THE REPORTS OF the religious climate at the Air Force Academy are unsettling: A chaplain instructs cadets to try to convert classmates by warning that they "will burn in the fires of hell" if they do not accept Christ. During basic training, freshman cadets who decline to attend after-dinner chapel are marched back to their dormitories in "heathen flights" organized by upperclassmen. A Jewish student is taunted as a Christ killer and told that the Holocaust was the just punishment for that offense. The academy's head football coach posts a banner in the locker room that proclaims, "I am a Christian first and last. . . . I am a member of Team Jesus Christ."
Though there are disputes over the specifics of some of these cases, academy officials don't disagree that there has been a problem on campus with religious tolerance. They argue that they recognized and responded to it promptly, instituting training programs for students and faculty alike. But critics say the response was belated and grudging, treating the problem as one of a few instances of insensitivity by out-of-line cadets rather than, as they see it, a broader culture of intolerance fostered from the top down.
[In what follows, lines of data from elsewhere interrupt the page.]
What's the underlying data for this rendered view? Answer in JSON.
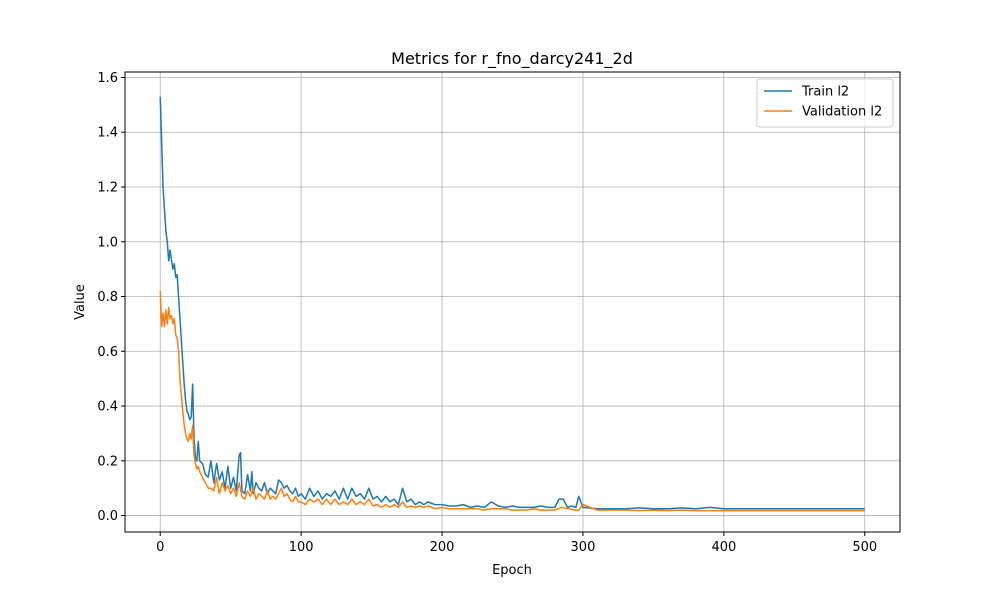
{
  "chart_data": {
    "type": "line",
    "title": "Metrics for r_fno_darcy241_2d",
    "xlabel": "Epoch",
    "ylabel": "Value",
    "xlim": [
      -25,
      525
    ],
    "ylim": [
      -0.06,
      1.62
    ],
    "xticks": [
      0,
      100,
      200,
      300,
      400,
      500
    ],
    "yticks": [
      0.0,
      0.2,
      0.4,
      0.6,
      0.8,
      1.0,
      1.2,
      1.4,
      1.6
    ],
    "grid": true,
    "legend": "top-right",
    "series": [
      {
        "name": "Train l2",
        "color": "#1f77b4",
        "x": [
          0,
          2,
          4,
          5,
          6,
          7,
          8,
          9,
          10,
          11,
          12,
          13,
          14,
          15,
          16,
          17,
          18,
          19,
          20,
          21,
          22,
          23,
          24,
          25,
          26,
          27,
          28,
          30,
          32,
          34,
          36,
          38,
          40,
          42,
          44,
          46,
          48,
          50,
          52,
          54,
          56,
          57,
          58,
          60,
          62,
          64,
          65,
          66,
          68,
          70,
          72,
          74,
          76,
          78,
          80,
          82,
          84,
          86,
          88,
          90,
          92,
          94,
          96,
          98,
          100,
          103,
          106,
          109,
          112,
          115,
          118,
          121,
          124,
          127,
          130,
          133,
          136,
          139,
          142,
          145,
          148,
          151,
          154,
          157,
          160,
          163,
          166,
          169,
          172,
          175,
          178,
          181,
          184,
          187,
          190,
          195,
          200,
          205,
          210,
          215,
          220,
          225,
          230,
          235,
          240,
          245,
          250,
          255,
          260,
          265,
          270,
          275,
          280,
          283,
          286,
          289,
          292,
          295,
          297,
          300,
          310,
          320,
          330,
          340,
          350,
          360,
          370,
          380,
          390,
          400,
          410,
          420,
          430,
          440,
          450,
          460,
          470,
          480,
          490,
          500
        ],
        "values": [
          1.53,
          1.2,
          1.04,
          1.0,
          0.93,
          0.97,
          0.93,
          0.9,
          0.92,
          0.87,
          0.88,
          0.8,
          0.72,
          0.64,
          0.56,
          0.48,
          0.42,
          0.38,
          0.37,
          0.35,
          0.36,
          0.48,
          0.28,
          0.21,
          0.2,
          0.27,
          0.2,
          0.19,
          0.15,
          0.14,
          0.2,
          0.12,
          0.19,
          0.13,
          0.16,
          0.1,
          0.18,
          0.1,
          0.14,
          0.09,
          0.22,
          0.23,
          0.09,
          0.08,
          0.15,
          0.09,
          0.16,
          0.08,
          0.12,
          0.1,
          0.09,
          0.12,
          0.08,
          0.1,
          0.09,
          0.08,
          0.13,
          0.12,
          0.1,
          0.11,
          0.09,
          0.08,
          0.1,
          0.07,
          0.08,
          0.06,
          0.1,
          0.07,
          0.09,
          0.06,
          0.08,
          0.07,
          0.09,
          0.06,
          0.1,
          0.06,
          0.1,
          0.07,
          0.08,
          0.06,
          0.1,
          0.06,
          0.07,
          0.05,
          0.07,
          0.05,
          0.06,
          0.04,
          0.1,
          0.05,
          0.06,
          0.04,
          0.05,
          0.04,
          0.05,
          0.04,
          0.04,
          0.035,
          0.035,
          0.04,
          0.03,
          0.035,
          0.03,
          0.05,
          0.035,
          0.03,
          0.035,
          0.03,
          0.03,
          0.03,
          0.035,
          0.03,
          0.03,
          0.06,
          0.06,
          0.03,
          0.035,
          0.03,
          0.07,
          0.03,
          0.025,
          0.025,
          0.025,
          0.028,
          0.025,
          0.025,
          0.028,
          0.025,
          0.03,
          0.025,
          0.025,
          0.025,
          0.025,
          0.025,
          0.025,
          0.025,
          0.025,
          0.025,
          0.025,
          0.025
        ]
      },
      {
        "name": "Validation l2",
        "color": "#ff7f0e",
        "x": [
          0,
          1,
          2,
          3,
          4,
          5,
          6,
          7,
          8,
          9,
          10,
          11,
          12,
          13,
          14,
          15,
          16,
          17,
          18,
          19,
          20,
          21,
          22,
          23,
          24,
          25,
          26,
          27,
          28,
          30,
          32,
          34,
          36,
          38,
          40,
          42,
          44,
          46,
          48,
          50,
          52,
          54,
          56,
          58,
          60,
          62,
          64,
          66,
          68,
          70,
          72,
          74,
          76,
          78,
          80,
          82,
          84,
          86,
          88,
          90,
          92,
          94,
          96,
          98,
          100,
          103,
          106,
          109,
          112,
          115,
          118,
          121,
          124,
          127,
          130,
          133,
          136,
          139,
          142,
          145,
          148,
          151,
          154,
          157,
          160,
          163,
          166,
          169,
          172,
          175,
          178,
          181,
          184,
          187,
          190,
          195,
          200,
          205,
          210,
          215,
          220,
          225,
          230,
          235,
          240,
          245,
          250,
          255,
          260,
          265,
          270,
          275,
          280,
          285,
          290,
          295,
          297,
          300,
          310,
          320,
          330,
          340,
          350,
          360,
          370,
          380,
          390,
          400,
          410,
          420,
          430,
          440,
          450,
          460,
          470,
          480,
          490,
          500
        ],
        "values": [
          0.82,
          0.69,
          0.74,
          0.69,
          0.75,
          0.7,
          0.76,
          0.72,
          0.73,
          0.7,
          0.72,
          0.66,
          0.65,
          0.6,
          0.5,
          0.44,
          0.38,
          0.33,
          0.3,
          0.28,
          0.27,
          0.3,
          0.28,
          0.33,
          0.22,
          0.19,
          0.17,
          0.18,
          0.16,
          0.14,
          0.12,
          0.1,
          0.1,
          0.09,
          0.14,
          0.08,
          0.12,
          0.09,
          0.11,
          0.08,
          0.1,
          0.07,
          0.12,
          0.07,
          0.06,
          0.09,
          0.07,
          0.1,
          0.06,
          0.08,
          0.07,
          0.06,
          0.09,
          0.06,
          0.07,
          0.06,
          0.08,
          0.1,
          0.07,
          0.08,
          0.06,
          0.05,
          0.07,
          0.05,
          0.05,
          0.04,
          0.06,
          0.05,
          0.06,
          0.04,
          0.06,
          0.04,
          0.06,
          0.04,
          0.05,
          0.04,
          0.06,
          0.04,
          0.05,
          0.04,
          0.06,
          0.035,
          0.04,
          0.03,
          0.04,
          0.03,
          0.04,
          0.03,
          0.05,
          0.03,
          0.035,
          0.03,
          0.035,
          0.03,
          0.035,
          0.025,
          0.03,
          0.025,
          0.025,
          0.025,
          0.025,
          0.025,
          0.02,
          0.025,
          0.025,
          0.025,
          0.02,
          0.02,
          0.02,
          0.025,
          0.02,
          0.02,
          0.02,
          0.03,
          0.025,
          0.02,
          0.02,
          0.04,
          0.02,
          0.02,
          0.02,
          0.018,
          0.02,
          0.018,
          0.02,
          0.018,
          0.018,
          0.018,
          0.018,
          0.018,
          0.018,
          0.018,
          0.018,
          0.018,
          0.018,
          0.018,
          0.018,
          0.018
        ]
      }
    ]
  }
}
A task force appointed by the Pentagon to examine the religious climate on campus reported last month to acting Air Force Secretary Michael L. Dominguez about its findings, and a public report is due soon. Although the task force's work should not be judged in advance, it is of concern that the group doesn't seem to have spent much time with those who have been most outspoken about the issue. Mikey Weinstein, a 1977 academy graduate who says his cadet son has been harassed for being Jewish, said his only contact with the task force was a phone call asking him to stop criticizing it. Capt. MeLinda Morton, a chaplain who spoke out against what she considers strident evangelizing on campus, said she was interviewed for a scant 15 minutes on the task force's last day of investigation. A Yale Divinity School professor who helped flag the religious problems at the academy was never contacted.
Meanwhile, the Defense Department's inspector general has been asked to look into the transfer of Capt. Morton, who says she is being punished for her views. The academy says a transfer was already in the works, but her removal does seem, at the least, to have been speeded up after she went public with her concerns. The inspector general will need to sort through these conflicting assertions.
More important, it's imperative that the Air Force ensure that the academy welcomes and accommodates cadets of all faiths, or none at all. Cadet training is, by its nature, an experience in which young men and women are under enormous pressure to conform. It is especially important, in that atmosphere, that cadets not feel that professing a certain religion is part of the norm to which they must adhere. Cadets need to know that they can serve the Air Force, and their country, even if they haven't signed up for Team Jesus Christ.